The Supreme Court of Canada (SCC) ruled in its recent decision, Valard Construction Ltd. v. Bird Construction Co. (Valard Construction), that an “obligee” or trustee under a labour and material payment bond (usually the owner or general contractor) may be required to disclose the bond’s existence to its beneficiaries (usually subcontractors).
Prior to this decision, Canadian courts held that an obligee is only required to disclose the existence of a bond in response to a demand for information, such as demands made under applicable builders’ lien legislation. From now on, owners and general contractors will need to notify potential claimants of the existence of a bond in certain circumstances.
Valard Construction arose out of a claim by a utility sub-subcontractor (Valard) for directional drilling work done and materials provided to an oil sands worksite located near Fort McMurray, Alberta. The electrical subcontractor that engaged Valard became insolvent and some of Valard’s invoices went unpaid. Valard later learned of a bond obtained by the electrical subcontractor, which named the general contractor as obligee and the electrical subcontractor as principal, and sought to claim under the bond.
The bond at issue was a standard form CCDC 222-2002 labour and material payment bond, which provides that a beneficiary who has not received payment within 90 days of the last day on which it provided work and/or materials may sue the surety on the bond for the unpaid sum. The beneficiary is required to provide notice to the surety, principal and obligee of its claim within 120 days of the last date that the work and/or materials were provided to the project in order to claim under the bond.
Valard did not learn of the bond until seven months after the 120-day notice period had expired. As a result, the surety denied Valard’s claim. Valard then commenced a claim against the general contractor for the amount it would have claimed under the bond.

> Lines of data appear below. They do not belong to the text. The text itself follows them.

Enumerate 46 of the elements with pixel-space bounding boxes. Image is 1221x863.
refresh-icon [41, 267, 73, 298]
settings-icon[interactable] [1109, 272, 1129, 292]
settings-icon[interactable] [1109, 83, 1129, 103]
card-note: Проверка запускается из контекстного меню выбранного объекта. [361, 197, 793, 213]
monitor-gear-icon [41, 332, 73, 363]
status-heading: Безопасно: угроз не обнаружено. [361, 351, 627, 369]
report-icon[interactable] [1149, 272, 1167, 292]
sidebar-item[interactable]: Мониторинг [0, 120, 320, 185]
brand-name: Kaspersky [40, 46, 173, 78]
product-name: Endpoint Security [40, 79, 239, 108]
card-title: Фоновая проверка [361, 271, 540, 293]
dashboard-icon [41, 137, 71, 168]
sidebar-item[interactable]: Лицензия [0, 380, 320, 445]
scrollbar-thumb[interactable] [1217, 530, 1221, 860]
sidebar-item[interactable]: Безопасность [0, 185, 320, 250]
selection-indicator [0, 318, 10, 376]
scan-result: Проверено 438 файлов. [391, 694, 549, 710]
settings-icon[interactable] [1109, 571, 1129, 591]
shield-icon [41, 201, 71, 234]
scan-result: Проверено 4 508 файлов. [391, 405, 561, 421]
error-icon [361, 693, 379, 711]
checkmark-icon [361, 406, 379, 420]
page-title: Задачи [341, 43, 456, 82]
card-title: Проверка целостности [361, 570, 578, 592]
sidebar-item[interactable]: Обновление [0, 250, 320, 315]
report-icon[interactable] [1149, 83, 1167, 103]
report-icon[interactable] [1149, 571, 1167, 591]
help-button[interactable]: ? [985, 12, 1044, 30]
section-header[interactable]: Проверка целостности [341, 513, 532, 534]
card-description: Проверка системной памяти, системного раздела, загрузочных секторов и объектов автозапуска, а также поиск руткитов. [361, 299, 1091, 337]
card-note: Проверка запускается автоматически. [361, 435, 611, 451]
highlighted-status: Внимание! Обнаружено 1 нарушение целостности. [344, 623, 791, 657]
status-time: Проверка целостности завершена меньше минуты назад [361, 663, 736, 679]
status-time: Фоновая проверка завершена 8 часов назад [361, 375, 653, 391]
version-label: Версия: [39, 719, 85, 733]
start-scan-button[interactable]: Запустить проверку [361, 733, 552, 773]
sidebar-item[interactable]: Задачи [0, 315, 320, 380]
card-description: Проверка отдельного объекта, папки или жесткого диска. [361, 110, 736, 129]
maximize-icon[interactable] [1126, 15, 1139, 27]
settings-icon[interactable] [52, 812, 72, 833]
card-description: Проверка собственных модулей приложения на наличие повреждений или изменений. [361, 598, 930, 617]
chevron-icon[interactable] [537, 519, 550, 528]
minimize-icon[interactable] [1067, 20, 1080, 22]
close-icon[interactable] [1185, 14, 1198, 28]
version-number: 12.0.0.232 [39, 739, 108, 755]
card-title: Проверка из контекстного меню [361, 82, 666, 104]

The majority of the SCC found that the general contractor was liable to Valard for the sum that it could have obtained under the terms of the bond, had it been aware of its rights.
According to the SCC, obligees are required to inform potential beneficiaries of the existence of a bond where the beneficiary would, objectively, suffer an unreasonable disadvantage by not being informed of the bond. Whether a beneficiary would suffer an unreasonable disadvantage is determined based on the circumstances in which the bond was entered into, including its terms, the nature of the industry and the beneficiary’s entitlement under the bond.
In Valard Construction, the majority of the SCC held that the general contractor was required to inform Valard of the bond’s existence because labour and material payment bonds are unusual in private oil sands projects, Valard was unaware of the existence of the bond, and its entitlement was time-limited, such that it was unable to claim on the bond due to the expiry of the notice period before it learned of the bond.
Owners and General Contractors (Obligees)
For obligees, Valard Construction creates a new administrative burden and legal risk. The test of whether a beneficiary would “suffer unreasonable disadvantage” due to lack of notice of the bond is unclear. Barring long-standing and well-known requirements for bonds on the type of construction at issue, it appears likely that notice of a bond will be required, or at least prudent.
The next question is “what is sufficient notice?”. The SCC noted that the general contractor could have satisfied its duty by simply posting a notice of the bond at its on-site trailer where workers were required to attend site meetings on a regular basis. This would have ensured that a “significant portion” of the potential beneficiaries would have had notice of the bond.
This seems simple enough, but it is not hard to imagine scenarios where such posting does not in fact notify subcontractors and suppliers. For example, suppliers who simply drop off materials at the job site may never enter the trailer. Alternatively, there may be multiple job sites. If a notice is visible only to front-line employees of a subcontractor, is that sufficient to inform the subcontractor’s management of the existence of the bond? Would an email suffice, or a clause in standard terms which all subcontractors are required to acknowledge? These and other questions will remain to be addressed over time as the extent of this new obligation is defined by parties and courts.
In the meantime, owners and contractors may wish to:
- Review contractual documentation or contact subcontractors for current projects and identify any bonds naming them as obligees
- Prepare notice procedures for current and future projects such that reasonable steps are taken to indicate the existence of a bond to as many potential bond beneficiaries as commercially practicable
- Consider revising their contract documentation to include a requirement for all parties who obtain bonds either to identify potential bond beneficiaries or to notify potential bond beneficiaries of the existence of the bond on the obligee’s behalf.
Subcontractors and Suppliers (Beneficiaries)
For subcontractors, suppliers and other potential bond beneficiaries, the decision in Valard Construction provides a potential avenue for recovery where the notice period under a labour and material payment bond has expired without notice of the bond to the beneficiary. Beneficiaries who have been denied recovery under a bond may wish to seek legal advice regarding a potential claim against the obligee of the bond given this decision, depending on the facts of their case.